Another important step was the meeting held on July 1 among Equator banks and NGOs to exchange views on implementation of the Equator Principles. Subsequently, a working group in which Calyon is a participant has been set up in order to make suggestions to better address concerns expressed by some NGOs. It will also be crucial to have the clients involved in this process as they are the key stakeholders on whom most of the constraints ultimately impact. The suggestions are due to be presented at the next general meeting to be held in February 2005.

In our opinion, a basic question implicit in all these forums is: "What influence can we have as a banker on the environmental and social footprint of a project." As already said, banks have no legitimacy to define industrial policies and we certainly have no intention to supersede Governments, citizens or NGOs. Neither are commercial banks development bodies with a social mandate. As commercial banks, we are private companies that report to their shareholders.

However, as Equator banks, we are clearly and fully committed to enhance sound environmental and social practice as well as to seek sound project economics and a fair return for our own shareholders. We therefore contribute to sustainable development in the framework of the projects we finance. While we believe that banks can exercise a clear influence until funds are disbursed, we are more sceptical regarding the influence they may have thereafter.

Monitoring is a difficult task, in particular for social matters, and banks will have ultimately to rely on the project company. In theory, banks might exercise a right of step in, triggered by certain circumstances but even in such a situation, the power of banks should not be over estimated. Often, local laws, such as Chapter 11 or receivership, limit significantly what banks are entitled to do.

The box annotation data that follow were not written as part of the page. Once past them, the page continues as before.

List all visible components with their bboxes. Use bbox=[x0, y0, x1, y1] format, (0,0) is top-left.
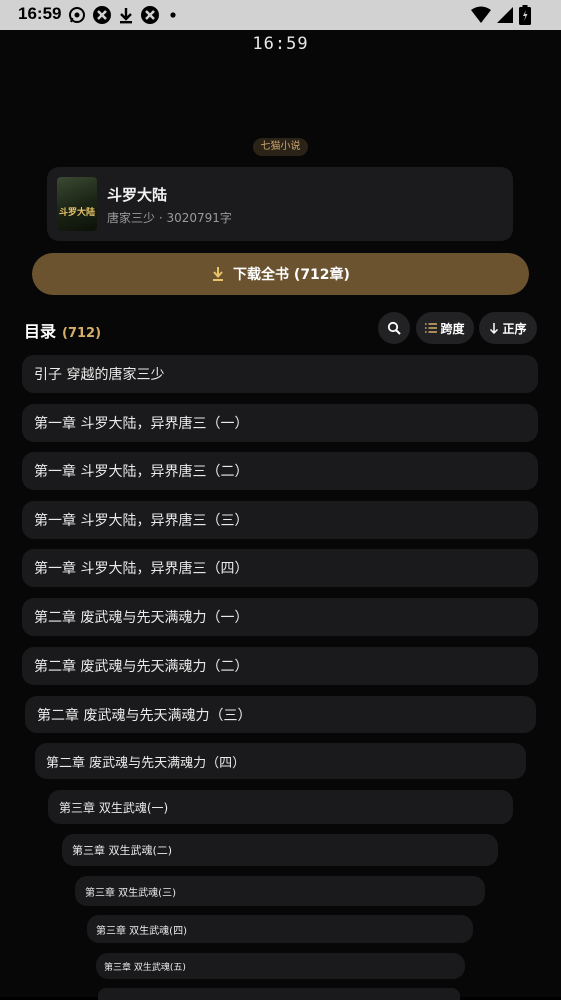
chapter-item[interactable]: 第三章 双生武魂(五) bbox=[96, 953, 465, 979]
toc-title: 目录 bbox=[24, 322, 57, 341]
search-button[interactable] bbox=[378, 312, 410, 344]
span-label: 跨度 bbox=[440, 321, 465, 336]
chapter-item[interactable]: 第一章 斗罗大陆，异界唐三（三） bbox=[22, 501, 538, 539]
chapter-item[interactable]: 第二章 废武魂与先天满魂力（一） bbox=[22, 598, 538, 636]
search-icon bbox=[387, 321, 401, 335]
chapter-item[interactable]: 第二章 废武魂与先天满魂力（二） bbox=[22, 647, 538, 685]
book-title: 斗罗大陆 bbox=[107, 186, 168, 204]
download-notification-icon bbox=[120, 8, 132, 24]
app-notification-icon-2 bbox=[141, 6, 159, 24]
arrow-down-icon bbox=[490, 323, 499, 334]
source-badge: 七猫小说 bbox=[253, 138, 308, 156]
chapter-item[interactable]: 第一章 斗罗大陆，异界唐三（一） bbox=[22, 404, 538, 442]
chapter-title: 第三章 双生武魂(四) bbox=[96, 925, 187, 937]
chapter-title: 第二章 废武魂与先天满魂力（一） bbox=[34, 610, 249, 626]
order-label: 正序 bbox=[502, 321, 527, 336]
chapter-title: 第一章 斗罗大陆，异界唐三（三） bbox=[34, 513, 249, 529]
chapter-item[interactable]: 第三章 双生武魂(二) bbox=[62, 834, 498, 866]
sort-order-button[interactable]: 正序 bbox=[479, 312, 537, 344]
toc-count: (712) bbox=[62, 326, 102, 341]
book-card[interactable]: 斗罗大陆 斗罗大陆 唐家三少 · 3020791字 bbox=[47, 167, 513, 241]
chapter-title: 第三章 双生武魂(五) bbox=[104, 962, 186, 973]
battery-icon bbox=[519, 5, 531, 25]
chapter-title: 第三章 双生武魂(一) bbox=[59, 800, 169, 815]
chapter-title: 引子 穿越的唐家三少 bbox=[34, 367, 165, 383]
whatsapp-icon bbox=[69, 7, 85, 23]
download-all-button[interactable]: 下载全书 (712章) bbox=[32, 253, 529, 295]
chapter-title: 第二章 废武魂与先天满魂力（三） bbox=[37, 707, 252, 724]
wifi-icon bbox=[471, 6, 491, 23]
status-bar: 16:59 bbox=[0, 0, 561, 30]
chapter-item[interactable]: 引子 穿越的唐家三少 bbox=[22, 355, 538, 393]
notification-icons bbox=[68, 5, 180, 25]
chapter-item-partial[interactable] bbox=[98, 988, 460, 1000]
app-notification-icon bbox=[93, 6, 111, 24]
book-cover: 斗罗大陆 bbox=[57, 177, 97, 231]
chapter-title: 第一章 斗罗大陆，异界唐三（二） bbox=[34, 464, 249, 480]
chapter-item[interactable]: 第三章 双生武魂(三) bbox=[75, 876, 485, 906]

And in any case, any right of action of banks will not be a straightforward process. Local employment, pollution and rights of the various parties may lead to a serious conflict of interests, the arbitration of which may be difficult to predict. These limitations are one of the reasons that led us to put significant emphasis on the capability of the sponsors during our screening process.

Furthermore, at Calyon, we attach a lot of importance to our ability to deliver. We strongly believe that the framework needed to achieve the level of environmental and social performance sought for a specific project should be determined before disbursement of the loan. This is a question of predictability and we believe that it will be beneficial for all stakeholders.

Have the Equator Principles changed anything? When 28 of the most active banks in project financing reject environmental and social neglect on the projects they finance, meet regularly to debate best practice and engage in consultation processes with all stakeholders - something has changed dramatically and positively in banking practice.